China 1914 CE
The 2000 years of China's imperial history have come to an end with the fall of the Qing dynasty.
What is happening in China in 1914CE
The long imperial era of China’s history has ended and the last of its dynasties has left the stage.
In 1894-5, a war with Japan ended in humiliating defeat for the China. Japan gained Taiwan and other territories, and other foreign powers joined in a free-for-all at China’s expense: they demanded (and got) more ports along the coast of China and claimed wide “spheres of influence” around them. The complete dismemberment of the Chinese empire was only averted by rivarlies between the great powers of the day.

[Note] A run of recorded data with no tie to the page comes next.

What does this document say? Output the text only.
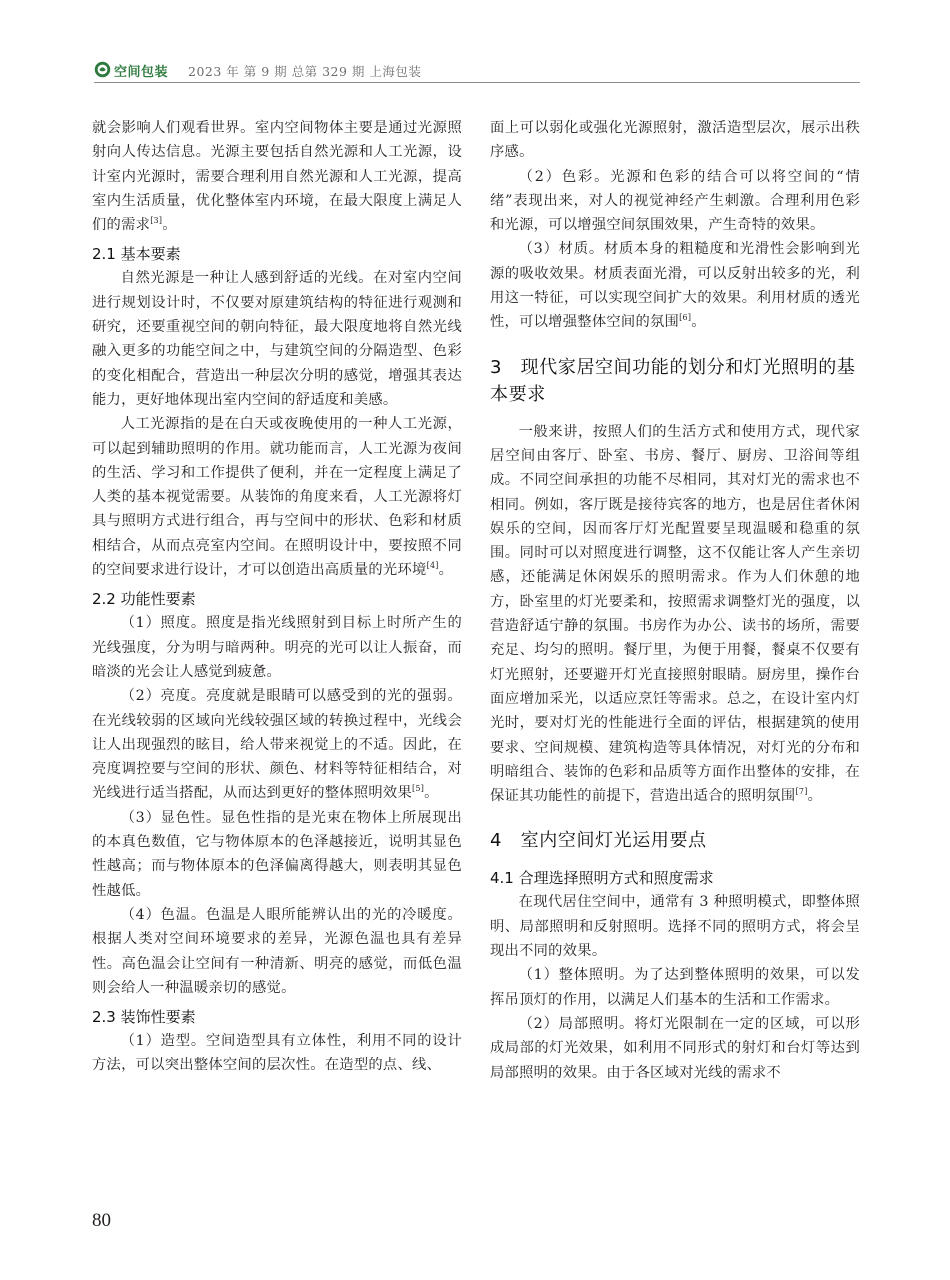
空间包装 2023 年 第 9 期 总第 329 期 上海包装

就会影响人们观看世界。室内空间物体主要是通过光源照射向人传达信息。光源主要包括自然光源和人工光源，设计室内光源时，需要合理利用自然光源和人工光源，提高室内生活质量，优化整体室内环境，在最大限度上满足人们的需求[3]。

2.1 基本要素

自然光源是一种让人感到舒适的光线。在对室内空间进行规划设计时，不仅要对原建筑结构的特征进行观测和研究，还要重视空间的朝向特征，最大限度地将自然光线融入更多的功能空间之中，与建筑空间的分隔造型、色彩的变化相配合，营造出一种层次分明的感觉，增强其表达能力，更好地体现出室内空间的舒适度和美感。

人工光源指的是在白天或夜晚使用的一种人工光源，可以起到辅助照明的作用。就功能而言，人工光源为夜间的生活、学习和工作提供了便利，并在一定程度上满足了人类的基本视觉需要。从装饰的角度来看，人工光源将灯具与照明方式进行组合，再与空间中的形状、色彩和材质相结合，从而点亮室内空间。在照明设计中，要按照不同的空间要求进行设计，才可以创造出高质量的光环境[4]。

2.2 功能性要素

（1）照度。照度是指光线照射到目标上时所产生的光线强度，分为明与暗两种。明亮的光可以让人振奋，而暗淡的光会让人感觉到疲惫。

（2）亮度。亮度就是眼睛可以感受到的光的强弱。在光线较弱的区域向光线较强区域的转换过程中，光线会让人出现强烈的眩目，给人带来视觉上的不适。因此，在亮度调控要与空间的形状、颜色、材料等特征相结合，对光线进行适当搭配，从而达到更好的整体照明效果[5]。

（3）显色性。显色性指的是光束在物体上所展现出的本真色数值，它与物体原本的色泽越接近，说明其显色性越高；而与物体原本的色泽偏离得越大，则表明其显色性越低。

（4）色温。色温是人眼所能辨认出的光的冷暖度。根据人类对空间环境要求的差异，光源色温也具有差异性。高色温会让空间有一种清新、明亮的感觉，而低色温则会给人一种温暖亲切的感觉。

2.3 装饰性要素

（1）造型。空间造型具有立体性，利用不同的设计方法，可以突出整体空间的层次性。在造型的点、线、

面上可以弱化或强化光源照射，激活造型层次，展示出秩序感。

（2）色彩。光源和色彩的结合可以将空间的“情绪”表现出来，对人的视觉神经产生刺激。合理利用色彩和光源，可以增强空间氛围效果，产生奇特的效果。

（3）材质。材质本身的粗糙度和光滑性会影响到光源的吸收效果。材质表面光滑，可以反射出较多的光，利用这一特征，可以实现空间扩大的效果。利用材质的透光性，可以增强整体空间的氛围[6]。

3　现代家居空间功能的划分和灯光照明的基本要求

一般来讲，按照人们的生活方式和使用方式，现代家居空间由客厅、卧室、书房、餐厅、厨房、卫浴间等组成。不同空间承担的功能不尽相同，其对灯光的需求也不相同。例如，客厅既是接待宾客的地方，也是居住者休闲娱乐的空间，因而客厅灯光配置要呈现温暖和稳重的氛围。同时可以对照度进行调整，这不仅能让客人产生亲切感，还能满足休闲娱乐的照明需求。作为人们休憩的地方，卧室里的灯光要柔和，按照需求调整灯光的强度，以营造舒适宁静的氛围。书房作为办公、读书的场所，需要充足、均匀的照明。餐厅里，为便于用餐，餐桌不仅要有灯光照射，还要避开灯光直接照射眼睛。厨房里，操作台面应增加采光，以适应烹饪等需求。总之，在设计室内灯光时，要对灯光的性能进行全面的评估，根据建筑的使用要求、空间规模、建筑构造等具体情况，对灯光的分布和明暗组合、装饰的色彩和品质等方面作出整体的安排，在保证其功能性的前提下，营造出适合的照明氛围[7]。

4　室内空间灯光运用要点
4.1 合理选择照明方式和照度需求

在现代居住空间中，通常有 3 种照明模式，即整体照明、局部照明和反射照明。选择不同的照明方式，将会呈现出不同的效果。

（1）整体照明。为了达到整体照明的效果，可以发挥吊顶灯的作用，以满足人们基本的生活和工作需求。

（2）局部照明。将灯光限制在一定的区域，可以形成局部的灯光效果，如利用不同形式的射灯和台灯等达到局部照明的效果。由于各区域对光线的需求不

80
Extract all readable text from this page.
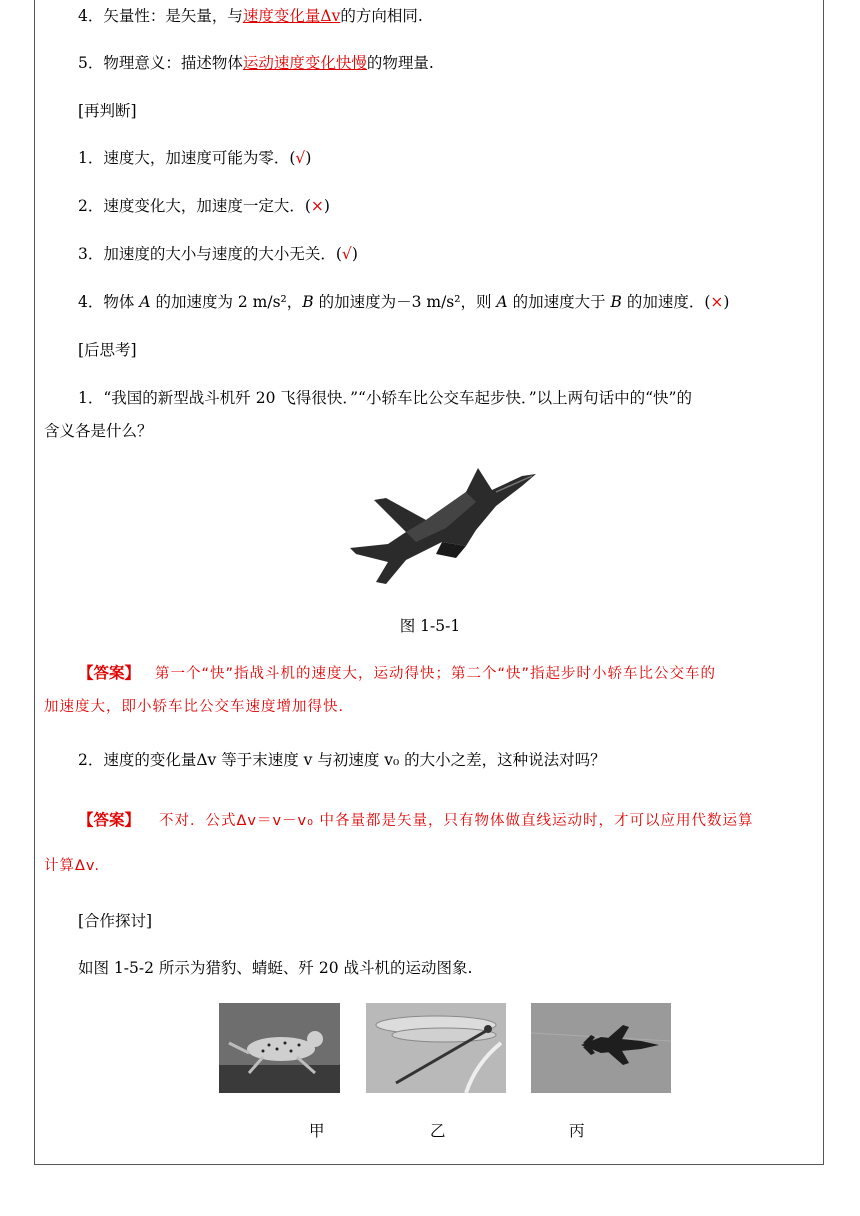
4．矢量性：是矢量，与速度变化量Δv的方向相同.
5．物理意义：描述物体运动速度变化快慢的物理量.
[再判断]
1．速度大，加速度可能为零．(√)
2．速度变化大，加速度一定大．(×)
3．加速度的大小与速度的大小无关．(√)
4．物体 A 的加速度为 2 m/s²，B 的加速度为－3 m/s²，则 A 的加速度大于 B 的加速度．(×)
[后思考]
1．“我国的新型战斗机歼 20 飞得很快．”“小轿车比公交车起步快．”以上两句话中的“快”的
含义各是什么？
图 1-5-1
【答案】 第一个“快”指战斗机的速度大，运动得快；第二个“快”指起步时小轿车比公交车的
加速度大，即小轿车比公交车速度增加得快.
2．速度的变化量Δv 等于末速度 v 与初速度 v₀ 的大小之差，这种说法对吗？
【答案】 不对．公式Δv＝v－v₀ 中各量都是矢量，只有物体做直线运动时，才可以应用代数运算
计算Δv.
[合作探讨]
如图 1-5-2 所示为猎豹、蜻蜓、歼 20 战斗机的运动图象.
甲	乙	丙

These developments undermined support for the Qing dynasty, now widely seen as puppets of the foreign powers, and they deepened the already bitter hatred of foreigners within China. The last years of the 19th century saw the rise of a particularly violent anti-foreign movement known as the Boxers, and many Western missionaries were killed. The Qing court seemed to endorse the movement, and the foreign community in Beijing came under threat from Boxer groups. The Western powers sent an international force to protect their compatriots, which sacked Beijing (1901). The foreign governments then demanded a huge indemnity from China.
At this point the Qing court enacted a wide range of modernizing measures, but these were too little, too late to save the last of China’s imperial dynasties. In 1911 some Qing policies aimed at bolstering their rule sparked opposition throughout the country, and local garrisons and provincial assemblies one by one seceded from the empire. The commander of the army in Beijing declared a Republic on January 1st, 1912.
Despite the best efforts of such figures as the widely-respected Dr. Sun Yat-sen, the Chinese republic almost immediately starts collapsing into civil war.